Nineteen New Flavanol-Fatty Alcohol Hybrids with α-Glucosidase and PTP1B Dual Inhibition: One Unusual Type of Antidiabetic Constituent from Amomum tsao-ko

The dried fruits of Amomum tsao-ko were first revealed to have hypoglycemic effects on db/db mice at a concentration of 200 mg/kg. In order to clarify the antidiabetic constituents, 19 new flavanol-fatty alcohol hybrids, tsaokoflavanols A-S (1-19), were isolated and determined by extensive spectroscopic data and ECD calculations. Most of the compounds showed alpha-glucosidase and PTP1B dual inhibition, among which 1, 2, 6, 11, and 18 exhibited obvious activity against alpha-glucosidase with IC50 values of 5.2-9.0 mu M, 20-35 times stronger than that of acarbose (IC50, 180.0 mu M); meanwhile, 6, 10-12, and 19 were PTP1B/TCPTP-selective inhibitors with IC50 values of 56.4-80.4 mu M, 2-4 times stronger than that of suramin sodium (IC50, 200.5 mu M).
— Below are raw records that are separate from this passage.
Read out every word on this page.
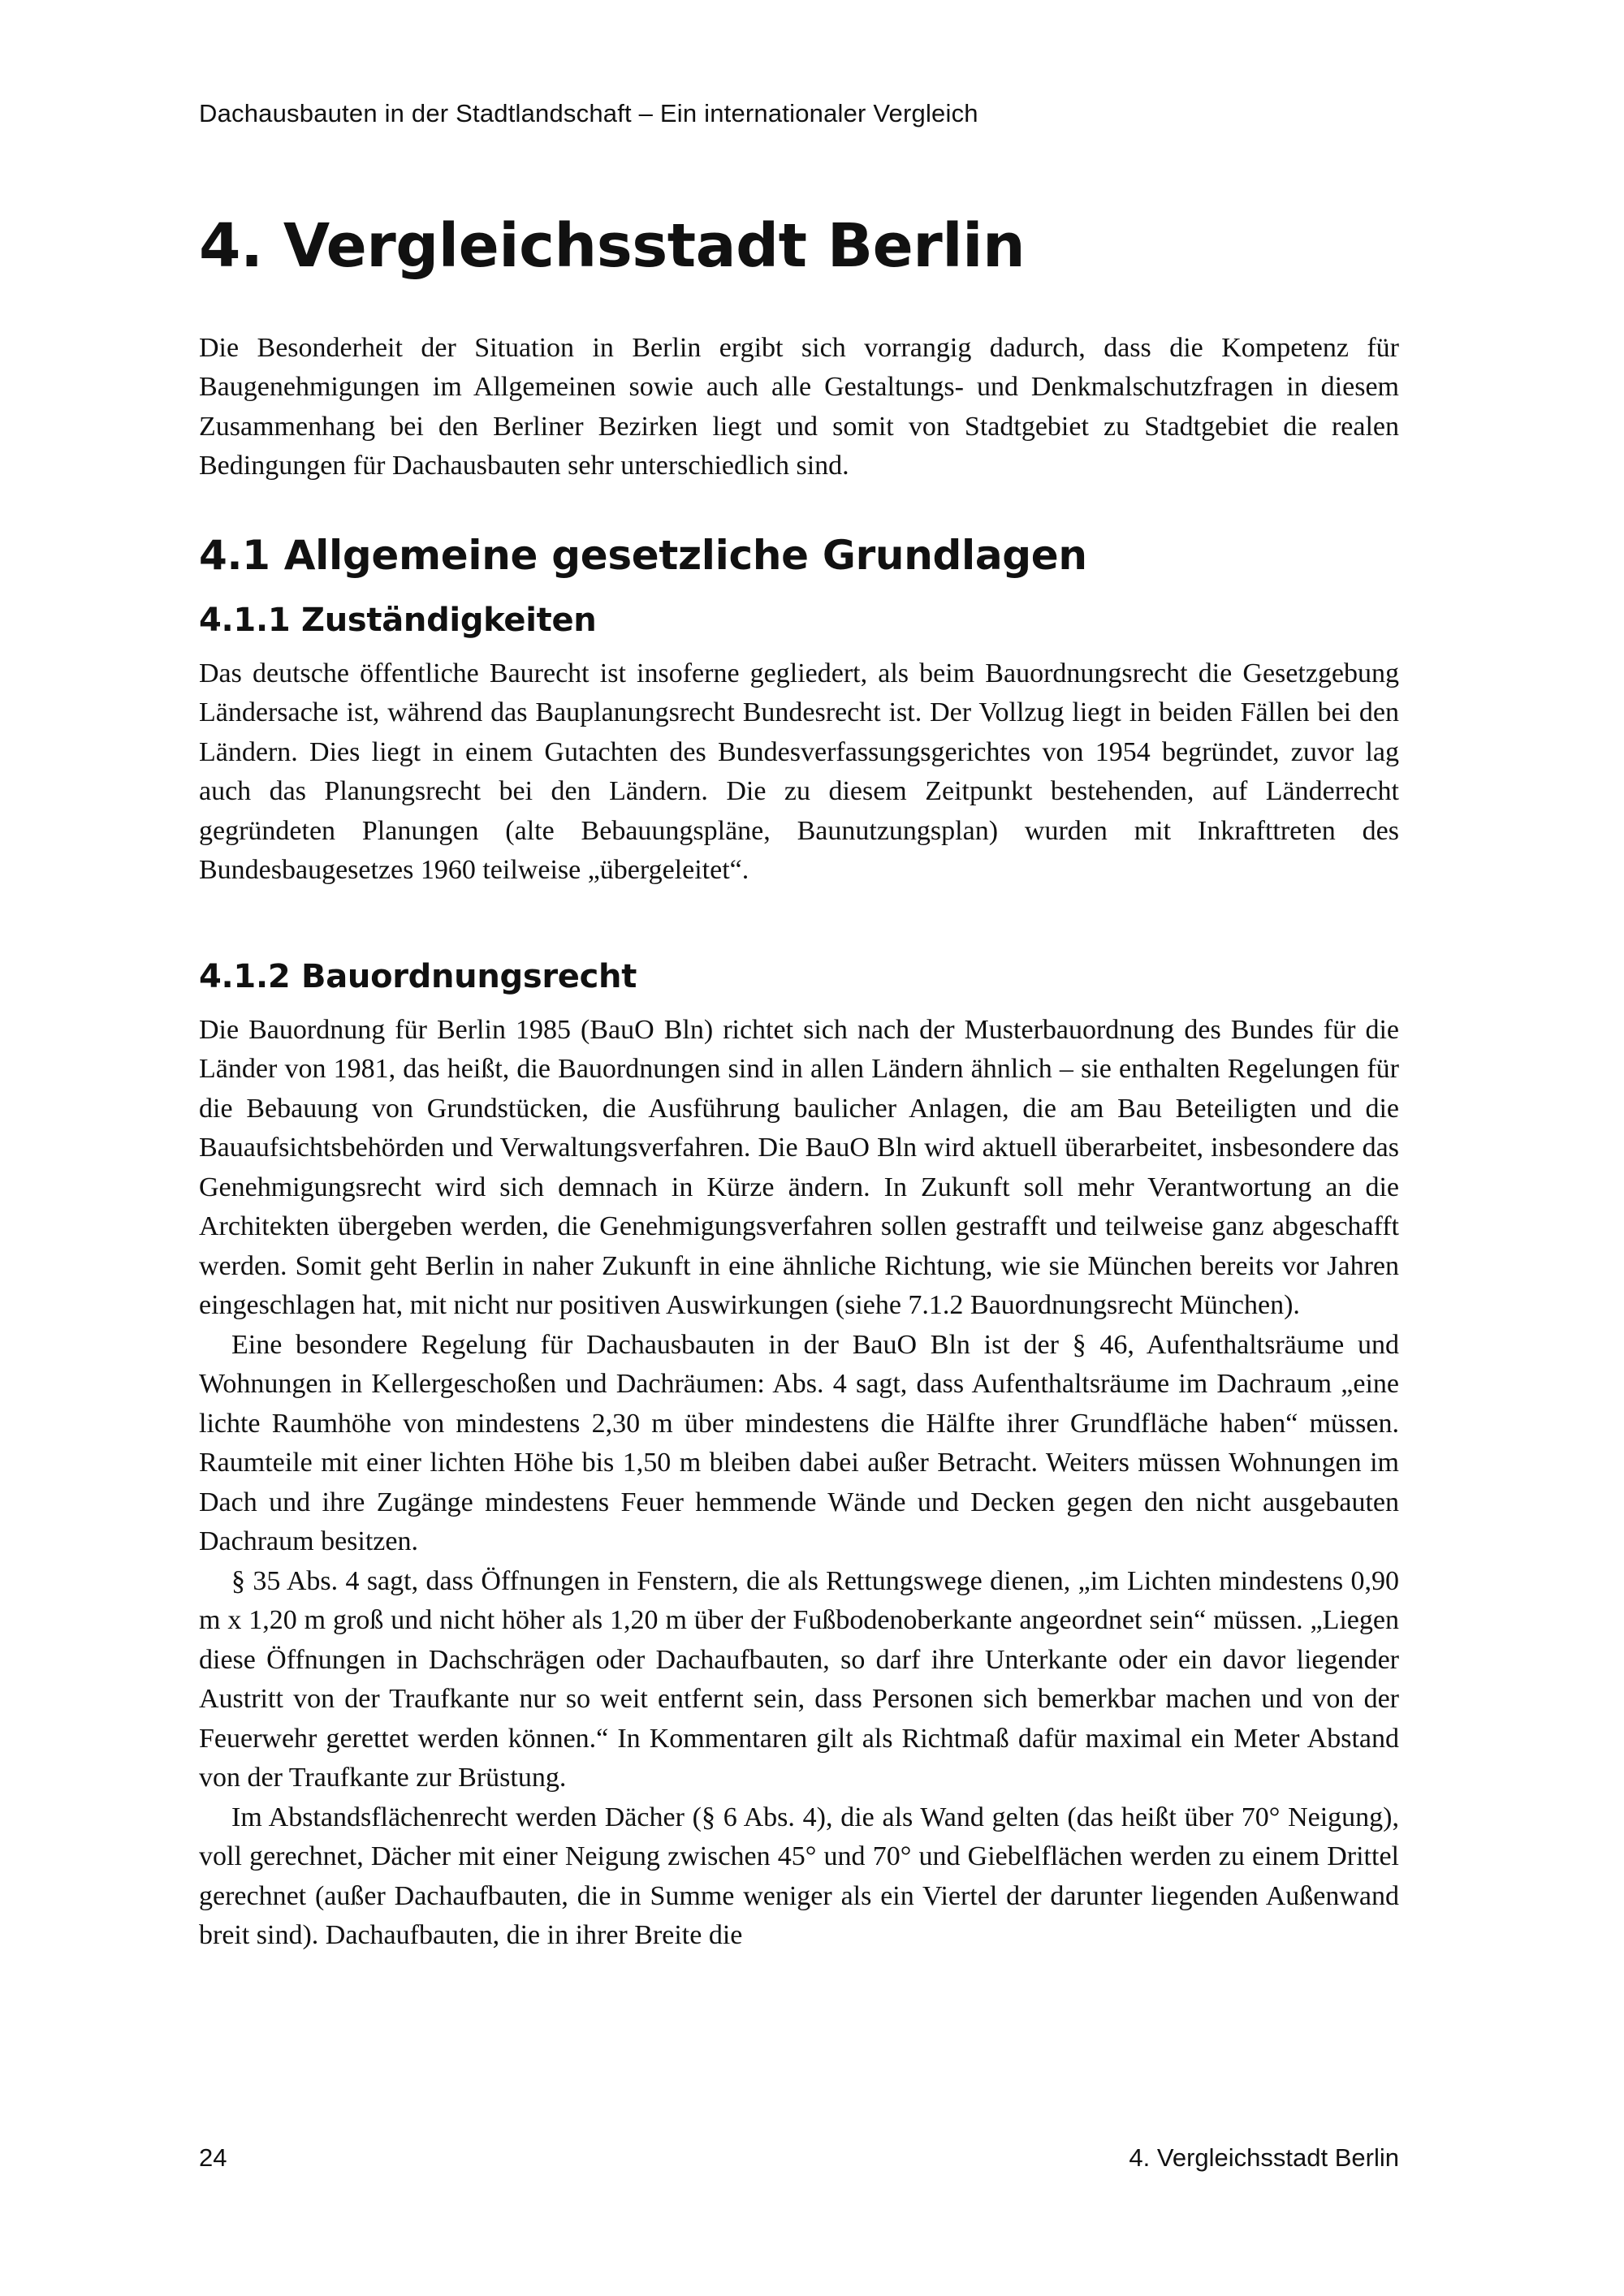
Dachausbauten in der Stadtlandschaft – Ein internationaler Vergleich
4. Vergleichsstadt Berlin

Die Besonderheit der Situation in Berlin ergibt sich vorrangig dadurch, dass die Kompetenz für Baugenehmigungen im Allgemeinen sowie auch alle Gestaltungs- und Denkmalschutzfragen in diesem Zusammenhang bei den Berliner Bezirken liegt und somit von Stadtgebiet zu Stadtgebiet die realen Bedingungen für Dachausbauten sehr unterschiedlich sind.

4.1 Allgemeine gesetzliche Grundlagen
4.1.1 Zuständigkeiten

Das deutsche öffentliche Baurecht ist insoferne gegliedert, als beim Bauordnungsrecht die Gesetzgebung Ländersache ist, während das Bauplanungsrecht Bundesrecht ist. Der Vollzug liegt in beiden Fällen bei den Ländern. Dies liegt in einem Gutachten des Bundesverfassungsgerichtes von 1954 begründet, zuvor lag auch das Planungsrecht bei den Ländern. Die zu diesem Zeitpunkt bestehenden, auf Länderrecht gegründeten Planungen (alte Bebauungspläne, Baunutzungsplan) wurden mit Inkrafttreten des Bundesbaugesetzes 1960 teilweise „übergeleitet“.

4.1.2 Bauordnungsrecht

Die Bauordnung für Berlin 1985 (BauO Bln) richtet sich nach der Musterbauordnung des Bundes für die Länder von 1981, das heißt, die Bauordnungen sind in allen Ländern ähnlich – sie enthalten Regelungen für die Bebauung von Grundstücken, die Ausführung baulicher Anlagen, die am Bau Beteiligten und die Bauaufsichtsbehörden und Verwaltungsverfahren. Die BauO Bln wird aktuell überarbeitet, insbesondere das Genehmigungsrecht wird sich demnach in Kürze ändern. In Zukunft soll mehr Verantwortung an die Architekten übergeben werden, die Genehmigungsverfahren sollen gestrafft und teilweise ganz abgeschafft werden. Somit geht Berlin in naher Zukunft in eine ähnliche Richtung, wie sie München bereits vor Jahren eingeschlagen hat, mit nicht nur positiven Auswirkungen (siehe 7.1.2 Bauordnungsrecht München).

Eine besondere Regelung für Dachausbauten in der BauO Bln ist der § 46, Aufenthaltsräume und Wohnungen in Kellergeschoßen und Dachräumen: Abs. 4 sagt, dass Aufenthaltsräume im Dachraum „eine lichte Raumhöhe von mindestens 2,30 m über mindestens die Hälfte ihrer Grundfläche haben“ müssen. Raumteile mit einer lichten Höhe bis 1,50 m bleiben dabei außer Betracht. Weiters müssen Wohnungen im Dach und ihre Zugänge mindestens Feuer hemmende Wände und Decken gegen den nicht ausgebauten Dachraum besitzen.

§ 35 Abs. 4 sagt, dass Öffnungen in Fenstern, die als Rettungswege dienen, „im Lichten mindestens 0,90 m x 1,20 m groß und nicht höher als 1,20 m über der Fußbodenoberkante angeordnet sein“ müssen. „Liegen diese Öffnungen in Dachschrägen oder Dachaufbauten, so darf ihre Unterkante oder ein davor liegender Austritt von der Traufkante nur so weit entfernt sein, dass Personen sich bemerkbar machen und von der Feuerwehr gerettet werden können.“ In Kommentaren gilt als Richtmaß dafür maximal ein Meter Abstand von der Traufkante zur Brüstung.

Im Abstandsflächenrecht werden Dächer (§ 6 Abs. 4), die als Wand gelten (das heißt über 70° Neigung), voll gerechnet, Dächer mit einer Neigung zwischen 45° und 70° und Giebelflächen werden zu einem Drittel gerechnet (außer Dachaufbauten, die in Summe weniger als ein Viertel der darunter liegenden Außenwand breit sind). Dachaufbauten, die in ihrer Breite die

24	4. Vergleichsstadt Berlin
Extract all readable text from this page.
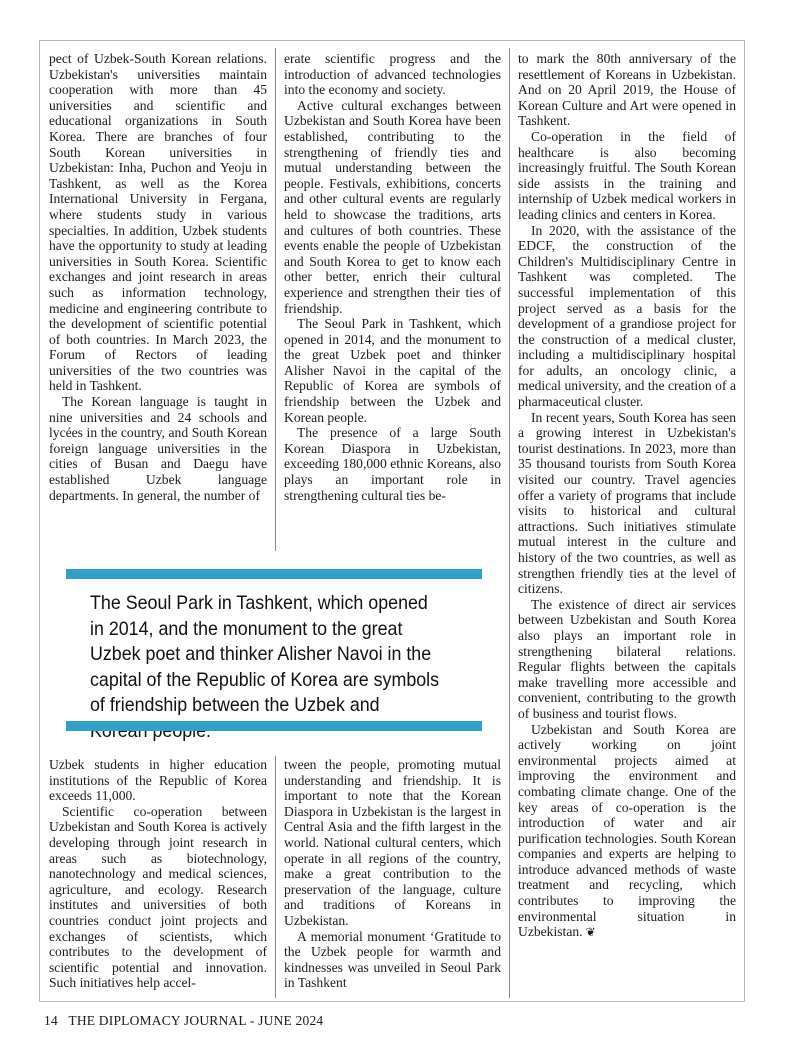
pect of Uzbek-South Korean relations. Uzbekistan's universities maintain cooperation with more than 45 universities and scientific and educational organizations in South Korea. There are branches of four South Korean universities in Uzbekistan: Inha, Puchon and Yeoju in Tashkent, as well as the Korea International University in Fergana, where students study in various specialties. In addition, Uzbek students have the opportunity to study at leading universities in South Korea. Scientific exchanges and joint research in areas such as information technology, medicine and engineering contribute to the development of scientific potential of both countries. In March 2023, the Forum of Rectors of leading universities of the two countries was held in Tashkent.

The Korean language is taught in nine universities and 24 schools and lycées in the country, and South Korean foreign language universities in the cities of Busan and Daegu have established Uzbek language departments. In general, the number of

erate scientific progress and the introduction of advanced technologies into the economy and society.

Active cultural exchanges between Uzbekistan and South Korea have been established, contributing to the strengthening of friendly ties and mutual understanding between the people. Festivals, exhibitions, concerts and other cultural events are regularly held to showcase the traditions, arts and cultures of both countries. These events enable the people of Uzbekistan and South Korea to get to know each other better, enrich their cultural experience and strengthen their ties of friendship.

The Seoul Park in Tashkent, which opened in 2014, and the monument to the great Uzbek poet and thinker Alisher Navoi in the capital of the Republic of Korea are symbols of friendship between the Uzbek and Korean people.

The presence of a large South Korean Diaspora in Uzbekistan, exceeding 180,000 ethnic Koreans, also plays an important role in strengthening cultural ties be-

The Seoul Park in Tashkent, which opened in 2014, and the monument to the great Uzbek poet and thinker Alisher Navoi in the capital of the Republic of Korea are symbols of friendship between the Uzbek and

Uzbek students in higher education institutions of the Republic of Korea exceeds 11,000.

Scientific co-operation between Uzbekistan and South Korea is actively developing through joint research in areas such as biotechnology, nanotechnology and medical sciences, agriculture, and ecology. Research institutes and universities of both countries conduct joint projects and exchanges of scientists, which contributes to the development of scientific potential and innovation. Such initiatives help accel-

tween the people, promoting mutual understanding and friendship. It is important to note that the Korean Diaspora in Uzbekistan is the largest in Central Asia and the fifth largest in the world. National cultural centers, which operate in all regions of the country, make a great contribution to the preservation of the language, culture and traditions of Koreans in Uzbekistan.

A memorial monument ‘Gratitude to the Uzbek people for warmth and kindnesses was unveiled in Seoul Park in Tashkent

to mark the 80th anniversary of the resettlement of Koreans in Uzbekistan. And on 20 April 2019, the House of Korean Culture and Art were opened in Tashkent.

Co-operation in the field of healthcare is also becoming increasingly fruitful. The South Korean side assists in the training and internship of Uzbek medical workers in leading clinics and centers in Korea.

In 2020, with the assistance of the EDCF, the construction of the Children's Multidisciplinary Centre in Tashkent was completed. The successful implementation of this project served as a basis for the development of a grandiose project for the construction of a medical cluster, including a multidisciplinary hospital for adults, an oncology clinic, a medical university, and the creation of a pharmaceutical cluster.

In recent years, South Korea has seen a growing interest in Uzbekistan's tourist destinations. In 2023, more than 35 thousand tourists from South Korea visited our country. Travel agencies offer a variety of programs that include visits to historical and cultural attractions. Such initiatives stimulate mutual interest in the culture and history of the two countries, as well as strengthen friendly ties at the level of citizens.

The existence of direct air services between Uzbekistan and South Korea also plays an important role in strengthening bilateral relations. Regular flights between the capitals make travelling more accessible and convenient, contributing to the growth of business and tourist flows.

Uzbekistan and South Korea are actively working on joint environmental projects aimed at improving the environment and combating climate change. One of the key areas of co-operation is the introduction of water and air purification technologies. South Korean companies and experts are helping to introduce advanced methods of waste treatment and recycling, which contributes to improving the environmental situation in Uzbekistan. ❦

14   THE DIPLOMACY JOURNAL - JUNE 2024
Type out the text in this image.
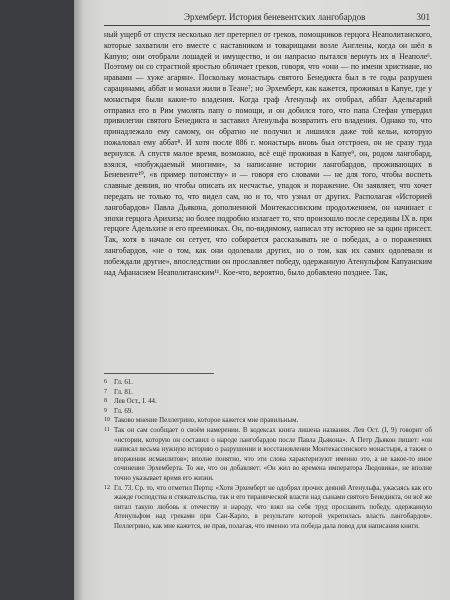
Эрхемберт. История беневентских лангобардов	301

ный ущерб от спустя несколько лет претерпел от греков, помощников герцога Неаполитанского, которые захватили его вместе с наставником и товарищами возле Англены, когда он шёл в Капую; они отобрали лошадей и имущество, и он напрасно пытался вернуть их в Неаполе⁶. Поэтому он со страстной яростью обличает греков, говоря, что «они — по имени христиане, но нравами — хуже агарян». Поскольку монастырь святого Бенедикта был в те годы разрушен сарацинами, аббат и монахи жили в Теане⁷; но Эрхемберт, как кажется, проживал в Капуе, где у монастыря были какие-то владения. Когда граф Атенульф их отобрал, аббат Адельгарий отправил его в Рим умолять папу о помощи, и он добился того, что папа Стефан утвердил привилегии святого Бенедикта и заставил Атенульфа возвратить его владения. Однако то, что принадлежало ему самому, он обратно не получил и лишился даже той кельи, которую пожаловал ему аббат⁸. И хотя после 886 г. монастырь вновь был отстроен, он не сразу туда вернулся. А спустя малое время, возможно, всё ещё проживая в Капуе⁹, он, родом лангобард, взялся, «побуждаемый многими», за написание истории лангобардов, проживающих в Беневенте¹⁰, «в пример потомству» и — говоря его словами — не для того, чтобы воспеть славные деяния, но чтобы описать их несчастье, упадок и поражение. Он заявляет, что хочет передать не только то, что видел сам, но и то, что узнал от других. Располагая «Историей лангобардов» Павла Дьякона, дополненной Монтекассинским продолжением, он начинает с эпохи герцога Арихиза; но более подробно излагает то, что произошло после середины IX в. при герцоге Адельхизе и его преемниках. Он, по-видимому, написал эту историю не за один присест. Так, хотя в начале он сетует, что собирается рассказывать не о победах, а о поражениях лангобардов, «не о том, как они одолевали других, но о том, как их самих одолевали и побеждали другие», впоследствии он прославляет победу, одержанную Атенульфом Капуанским над Афанасием Неаполитанским¹¹. Кое-что, вероятно, было добавлено позднее. Так,

6 Гл. 61.

7 Гл. 81.

8 Лев Ост., I. 44.

9 Гл. 69.

10 Таково мнение Пеллегрино, которое кажется мне правильным.

11 Так он сам сообщает о своём намерении. В кодексах книга лишена названия. Лев Ост. (I, 9) говорит об «истории, которую он составил о народе лангобардов после Павла Дьякона». А Петр Дьякон пишет: «он написал весьма нужную историю о разрушении и восстановлении Монтекассинского монастыря, а также о вторжении исмаилитов»; вполне понятно, что эти слова характеризуют именно это, а не какое-то иное сочинение Эрхемберта. То же, что он добавляет: «Он жил во времена императора Людовика», не вполне точно указывает время его жизни.

12 Гл. 73. Ср. то, что отметил Пертц: «Хотя Эрхемберт не одобрял прочих деяний Атенульфа, ужасаясь как его жажде господства и стяжательства, так и его тиранической власти над сынами святого Бенедикта, он всё же питал такую любовь к отечеству и народу, что взял на себя труд прославить победу, одержанную Атенульфом над греками при Сан-Карло, в результате которой укрепилась власть лангобардов». Пеллегрино, как мне кажется, не прав, полагая, что именно эта победа дала повод для написания книги.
Enzyme kinetics study indicated that compounds 1, 2, 6, and 11 were alpha-glucosidase and PTP1B mixed-type inhibitors with K-i values of 13.0, 11.7, 2.9, and 5.3 mu M and 142.3, 88.9, 39.2, and 40.8 mu M, respectively. Docking simulations proved the importance of hemiacetal hydroxy, the orientation of 3,4-dihydroxyphenyl, and the length of alkyl in binding with a-glucosidase and PTP1B.